2. Increased effectiveness of these processes will result in the reduction of new HIV infections coming in to the workplace, and
3. The effective management of those already infected with HIV thus reducing the risk that HIV poses to production and sustainable business.
4. Preventing barriers to trade. Many large multinationals are requesting that their down line supply chain and service providers show evidence of their HIV policy and the implementation thereof.
5. To provide and maintain domestic and foreign confidence in South African goods and services. Both consumers and investors accept services and products when they can be measured by certain quality standards. HIV related business risk is lowered when managed within a quality management system framework, thus enhancing national and global competitiveness.
Foreign investors are nervous of the impacts that HIV may have on production.

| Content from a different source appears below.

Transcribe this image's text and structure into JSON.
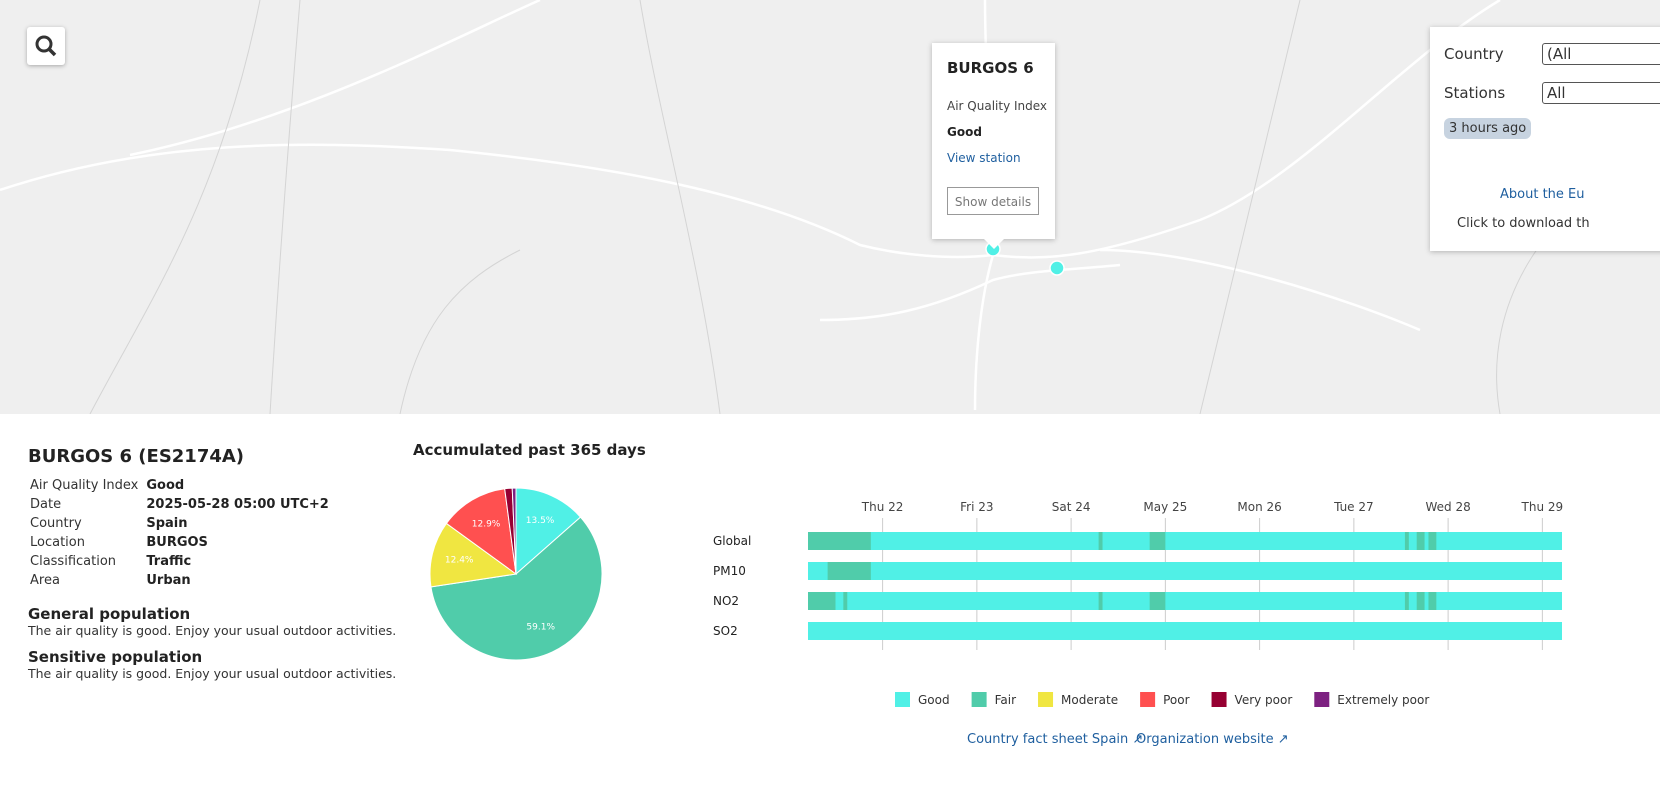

Although there are many good guidelines for workplace HIV and AIDS programmes, the connection between the guidelines and implemented programmes is tenuous at best and no legislation forces organisations to comply with even minimum standards.

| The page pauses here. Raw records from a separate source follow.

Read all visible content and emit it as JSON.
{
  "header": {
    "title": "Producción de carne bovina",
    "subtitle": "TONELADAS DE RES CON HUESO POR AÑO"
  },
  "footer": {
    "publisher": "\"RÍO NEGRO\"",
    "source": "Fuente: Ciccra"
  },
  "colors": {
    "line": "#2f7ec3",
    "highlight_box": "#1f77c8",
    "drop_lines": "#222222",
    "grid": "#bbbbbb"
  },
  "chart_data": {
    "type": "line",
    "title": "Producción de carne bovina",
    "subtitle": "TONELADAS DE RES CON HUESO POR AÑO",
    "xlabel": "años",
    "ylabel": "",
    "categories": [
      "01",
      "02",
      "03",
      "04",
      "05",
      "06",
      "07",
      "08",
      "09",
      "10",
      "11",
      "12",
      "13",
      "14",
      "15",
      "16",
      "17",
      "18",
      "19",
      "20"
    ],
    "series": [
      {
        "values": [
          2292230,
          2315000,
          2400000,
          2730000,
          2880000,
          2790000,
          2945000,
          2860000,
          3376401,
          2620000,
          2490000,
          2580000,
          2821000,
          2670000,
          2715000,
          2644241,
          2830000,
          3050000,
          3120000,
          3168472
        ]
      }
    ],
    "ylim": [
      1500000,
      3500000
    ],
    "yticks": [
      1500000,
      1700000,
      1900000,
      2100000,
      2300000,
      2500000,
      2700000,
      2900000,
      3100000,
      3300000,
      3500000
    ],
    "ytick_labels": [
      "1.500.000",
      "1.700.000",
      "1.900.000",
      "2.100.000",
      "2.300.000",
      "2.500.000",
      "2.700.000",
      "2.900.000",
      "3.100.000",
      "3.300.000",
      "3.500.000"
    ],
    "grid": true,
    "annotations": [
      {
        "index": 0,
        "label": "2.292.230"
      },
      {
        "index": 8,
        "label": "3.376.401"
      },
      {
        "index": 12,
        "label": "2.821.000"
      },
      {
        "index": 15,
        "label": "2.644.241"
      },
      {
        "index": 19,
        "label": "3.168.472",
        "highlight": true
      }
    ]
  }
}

The AMS 16001 and SANS 16001 are the only standards on the list of HIV workplace guidelines. Even though the Global Business Coalition BPAS (Best Practice AIDS Standard) document calls itself a standard, it is not a standard in terms of the ISO group of standards.
Usually when a new standard project is proposed, an existing international or regional standard can be adopted or a South African standard containing at least some different requirements can be developed. The final decision regarding which route to follow is taken by the responsible committee.
The only other auditable standard that has been developed regarding the services and processes within an HIV workplace management system is the AMS 16001:2003, which was developed jointly by NOSA (National Occupational Safety Association) and Debswana (a mining partnership between the Government of the Republic of Botswana and De Beers Centenary AG).
The AMS 16001:2003 had two major shortcomings:
1. It was oriented specifically to the mining sector, and
2. It focused on the risk of getting infected with HIV within the workplace.
It is well known that the majority of infections occur outside of the workplace, but the impacts on the workplace after infection are well known and documented.
The SABS Standards Approval Committee approved the development of a national HIV workplace standard and the development process began on 20th July 2006 with wide representation from Government, Private Sector, Higher Education and Research institutions. All present agreed that the development of a South African National Standard was a good idea and that the AMS 16001 would be used as a starting point.
A working draft was prepared and submitted to the working group. The final draft was sent out to the working group for comment and voting. The draft was then available on the SABS website for public comment.
The Standard was then eventually accepted, ratified and launched on the 18th of July 2007. The Standard is now available for purchase from the SABS.